One of the participants in the challenge is Danielle Carter, who owns 4 Horsemen Fitness in Prince Albert. The role she received was that of a 24-year-old woman who has HIV, ADHD, and a history of substance abuse including crystal meth. As a result, Carter will have challenges that involve her getting tests and treatments for her different conditions without any form of ID.

“It makes me very emotional,” said Carter after reading the background of the role she would be playing. “We do have to try and visit a doctor without any ID, so that’s going to be a very big challenge. We also have to try and figure out how to get legal advice for my complex needs.”

Local nurse Carolyn Brost Strom is also taking part in the challenge, and in her role, she is a 22-year-old mother of six living out of her car, just finished having a baby in an ambulance, and also has both HIV and syphilis that has spread to her newborn. With her career as a nurse, Brost Strom knows that this is all too real for some of the patients she’s treated, but this makes that even more of a reality.

“It’s a very scary situation, I have to visit my kids supervised. Right off the start, it actually made me tear up because just being thrown into that is quite something, and that’s someone’s reality. That was the first thing I read. So you have health conditions, and then I’m homeless, living in a car, and yeah, have to try and get through the day finding food and shelter, and go to my appointments. No transportation, no phone, no money. It’s going to be a heck of a day.”

Along with Carter and Brost Strom, here’s the full list of participants.

  • Cody Barnett – CEO, Boreal Healthcare Foundation
  • Carolyn Brost Strom – Registered Nurse
  • Danielle Carter – Business Owner, 4 Horsemen Fitness
  • Code Demerais – CEO, Limitless Gear Clothing & Motivational Speaker
  • Jessee Honch – Real Estate Professional
  • Dr. Morris Markentin – Co-Founder of Sanctum Care Group & Physician
  • Alex Paul – Deputy Fire Chief, City of Prince Albert Fire Department
  • Britany Shymanski – Registered Nurse
  • Dr. Viji Udayasankar – OBGYN
  • Allan Webb – General Manager, RNF Ventures Ltd.

All 10 participants are also required to raise $20,000 to support Prince Albert’s Prenatal Outreach Resource Team (PORT), helping provide at-risk mothers services to improve health outcomes and prevent infant death. It’s also going to help lay the ground work for Sanctum 1.5 in Prince Albert, which will become a care home to support pregnant women at risk here in Prince Albert.
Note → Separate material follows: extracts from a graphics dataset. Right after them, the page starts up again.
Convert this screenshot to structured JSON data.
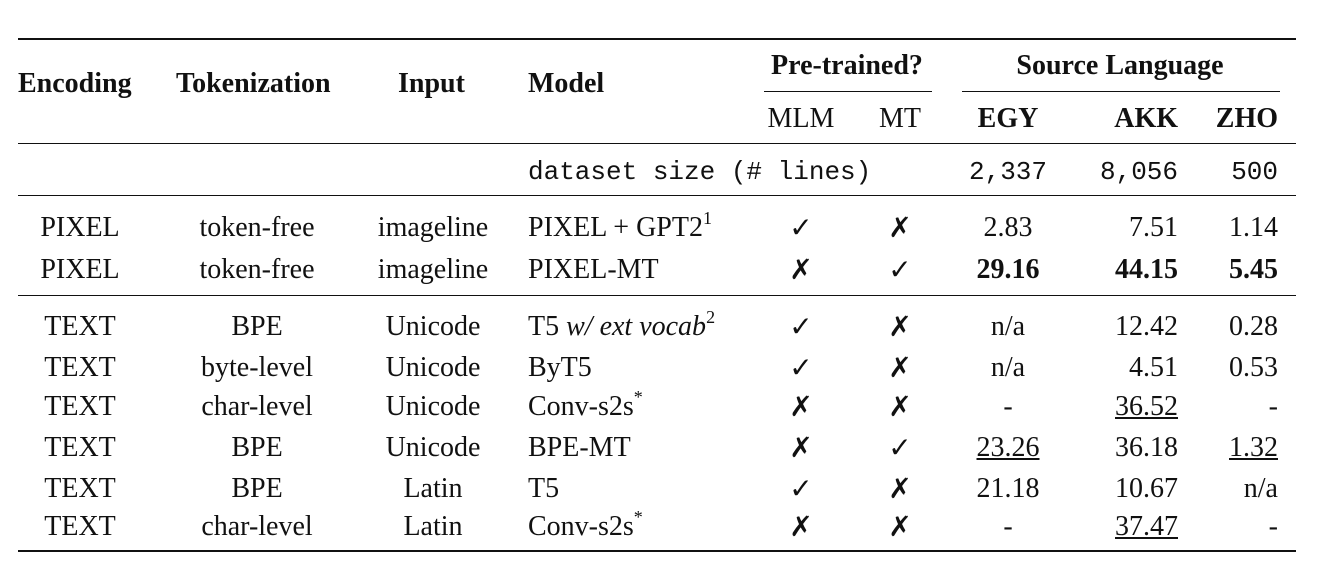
{
  "header": {
    "encoding": "Encoding",
    "tokenization": "Tokenization",
    "input": "Input",
    "model": "Model",
    "pretrained": "Pre-trained?",
    "mlm": "MLM",
    "mt": "MT",
    "source_language": "Source Language",
    "egy": "EGY",
    "akk": "AKK",
    "zho": "ZHO"
  },
  "dataset_row": {
    "label": "dataset size (# lines)",
    "egy": "2,337",
    "akk": "8,056",
    "zho": "500"
  },
  "symbols": {
    "check": "✓",
    "cross": "✗"
  },
  "rows": [
    {
      "encoding": "PIXEL",
      "tokenization": "token-free",
      "input": "imageline",
      "model": "PIXEL + GPT2",
      "model_sup": "1",
      "mlm": "✓",
      "mt": "✗",
      "egy": "2.83",
      "akk": "7.51",
      "zho": "1.14"
    },
    {
      "encoding": "PIXEL",
      "tokenization": "token-free",
      "input": "imageline",
      "model": "PIXEL-MT",
      "mlm": "✗",
      "mt": "✓",
      "egy": "29.16",
      "akk": "44.15",
      "zho": "5.45"
    },
    {
      "encoding": "TEXT",
      "tokenization": "BPE",
      "input": "Unicode",
      "model": "T5 ",
      "model_italic": "w/ ext vocab",
      "model_sup": "2",
      "mlm": "✓",
      "mt": "✗",
      "egy": "n/a",
      "akk": "12.42",
      "zho": "0.28"
    },
    {
      "encoding": "TEXT",
      "tokenization": "byte-level",
      "input": "Unicode",
      "model": "ByT5",
      "mlm": "✓",
      "mt": "✗",
      "egy": "n/a",
      "akk": "4.51",
      "zho": "0.53"
    },
    {
      "encoding": "TEXT",
      "tokenization": "char-level",
      "input": "Unicode",
      "model": "Conv-s2s",
      "model_sup": "*",
      "mlm": "✗",
      "mt": "✗",
      "egy": "-",
      "akk": "36.52",
      "zho": "-"
    },
    {
      "encoding": "TEXT",
      "tokenization": "BPE",
      "input": "Unicode",
      "model": "BPE-MT",
      "mlm": "✗",
      "mt": "✓",
      "egy": "23.26",
      "akk": "36.18",
      "zho": "1.32"
    },
    {
      "encoding": "TEXT",
      "tokenization": "BPE",
      "input": "Latin",
      "model": "T5",
      "mlm": "✓",
      "mt": "✗",
      "egy": "21.18",
      "akk": "10.67",
      "zho": "n/a"
    },
    {
      "encoding": "TEXT",
      "tokenization": "char-level",
      "input": "Latin",
      "model": "Conv-s2s",
      "model_sup": "*",
      "mlm": "✗",
      "mt": "✗",
      "egy": "-",
      "akk": "37.47",
      "zho": "-"
    }
  ]
}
For Brost Strom, she says she’s already about halfway towards her fundraising goal.

“$20,000 is a lot of money. I’ve done Relay for Life and that before and sure, it’s a couple thousand, but 20, yeah. So I’ve just been telling everyone I know, sharing lots on social media and texting, emailing. That’s been my approach so far, I’ve had some friends offer to make some things that I could offer as prizes.”

For Carter, the first few hours just reading about what she was about to take on was enough to have an effect on her, and now she hopes that it can have a similar effect on the public.

“I talked to a lot of friends and family about what my goals out of the next 36 hours were, and just mentally kind of prepared myself just to be the best I can be and to make my family and my friends proud, and just to hopefully really get some insight into what our unhoused population has to deal with every day and hopefully I can make a difference and my voice is strong enough to have their stories told.”

The 10 participants don’t know where they are going to be sleeping tonight, and only have use of their phones to update to the public how they are doing. They will reconvene at 101 15th Street East to finish up the challenge.